Delays in notification service
Incident Report for Opsgenie
Postmortem

SUMMARY

On Sep 14, 2022, between 03:36 PM and 04:26 PM UTC, Atlassian customers using the Opsgenie product received delayed notifications for up to 50 minutes. The event was triggered by a code change that upgrades a common framework. The changes included in this framework update impacted customers in the both US and EU regions. The incident was detected  by the on-call developer and mitigated by reverting the latest changes, which put Opsgenie systems into a known good state. The total time to resolution was around 50 minutes.

IMPACT

The overall impact was between Sep 14, 2022, 03:36 PM UTC, and Sep 14, 2022, 04:26 PM UTC on Opsgenie products. The incident service disruption was limited to US and EU region customers who did not receive their notifications immediately, but instead experienced notification delays of up to 50 minutes. In total, ~132K notifications in the US region and ~23.6K notifications in the EU region were sent with delays. Only less than %0.6 of the active customers were affected.

ROOT CAUSE

The issue was caused by an Atlassian-initiated change to upgrade a common framework. While the majority of the intended changes had been tested successfully, there were some accompanying changes with the framework upgrade that caused the notification service to stop processing new notification requests. Instead, these notifications remained in the queues until the deployment was reverted, resulting in notification delays for customers of up to 50 minutes.

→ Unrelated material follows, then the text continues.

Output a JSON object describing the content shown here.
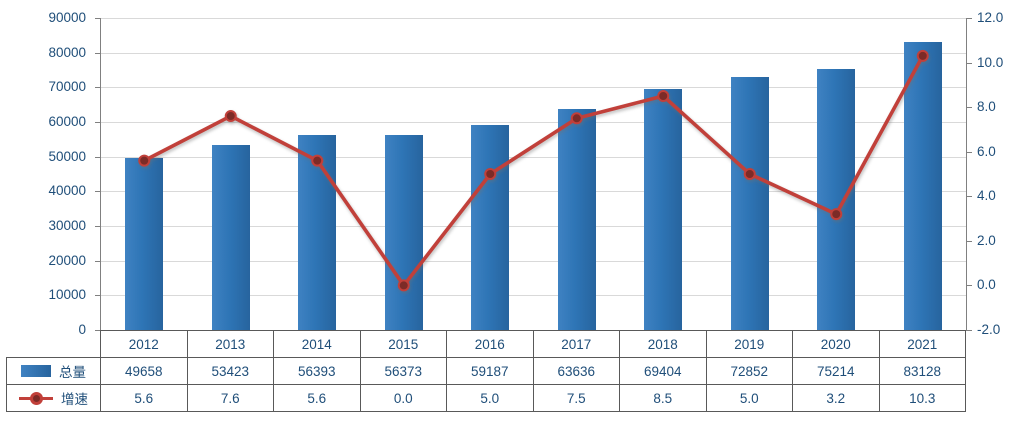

REMEDIAL ACTIONS PLAN & NEXT STEPS

We know that outages impact your productivity. 

We are prioritizing the following improvement actions to avoid repeating this type of incident:

  • We are improving the testing and deployment processes we follow after framework updates.
  • We are implementing new monitoring to reduce the detection and response time even further.

We apologize to customers whose services were impacted during this incident; we are taking immediate steps to improve the platform’s performance and availability.

Thanks,

Atlassian Customer Support

Posted Sep 21, 2022 - 08:42 UTC

Resolved
This incident has been resolved.
Posted Sep 14, 2022 - 16:53 UTC
Monitoring
A fix has been implemented and we are monitoring the results.
Posted Sep 14, 2022 - 16:24 UTC
Identified
We have identified the problem and working on it. We are expecting that notification service will return normal state in a short time.
Posted Sep 14, 2022 - 16:08 UTC
Investigating
We are seeing delays with outbound notifications. We have identified the cause and are currently working on mitigation of this issue.
Posted Sep 14, 2022 - 16:00 UTC
This incident affected: EU (Email Notification Delivery, SMS Notification Delivery, Voice Notification Delivery, Mobile Notification Delivery) and US (Email Notification Delivery, SMS Notification Delivery, Voice Notification Delivery, Mobile Notification Delivery).